We have already dumbed down the message "fat is bad". This backfired when people started forming BBW and other fat-and-proud groups. If people are unable to understand complex messages and refuse to accept simplified versions of such, they must be held accountable for the consequences.

choices are limited by the available foods and by our socioeconomic situation.
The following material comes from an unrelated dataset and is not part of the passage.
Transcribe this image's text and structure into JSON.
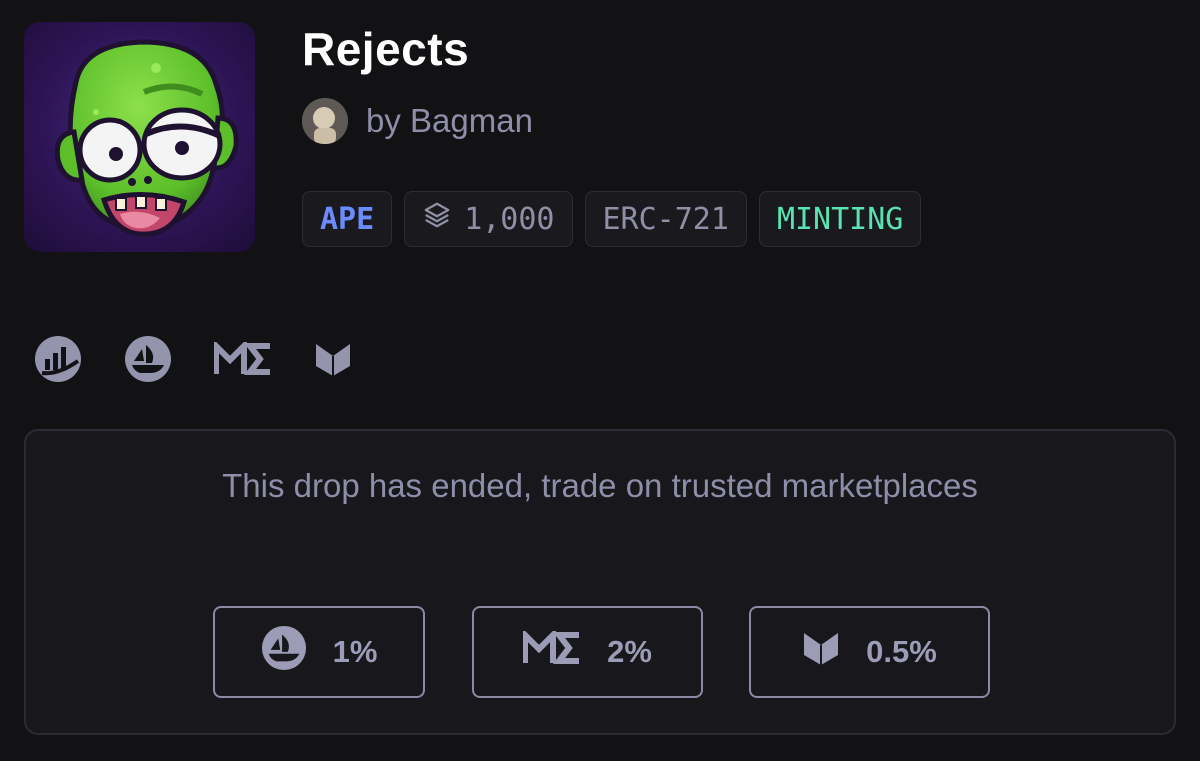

That I agree with. The poor are left out of all the current diet strategies. They can't afford to eat all the fruits and vegetables that are sold on a per ounce basis. They can't afford the gym membership, and they can't afford to not work a second job so they can stay home and watch their kids. This is a big social problem that needs to be addressed through reforms in the welfare system, WIC, food banks, and other social agencies, AGAIN requiring legistlative foresight and initiative. But people who belong to the middle and upper classes of our society are not immune from weight issues.

Now it is time to erase the stigma that exists around this epidemic clinically. If there are meds that show efficacy in decreasing weight, these meds must certainly be considered as options and tools in the obesity epidemic.

There are medications that help people quit smoking, but the most effective strategy was banning smoking from public places. Bariatric surgeries are very effective in short term weight reduction, but the 5-year failure rate is very high as patients just go back to their old way of eating (poorly yet heavily). It is a sad admission among clinicians that you can teach the patients to make all the right choices in the world, but you as a clinician will not be able to make the choices for them. Only legislators can.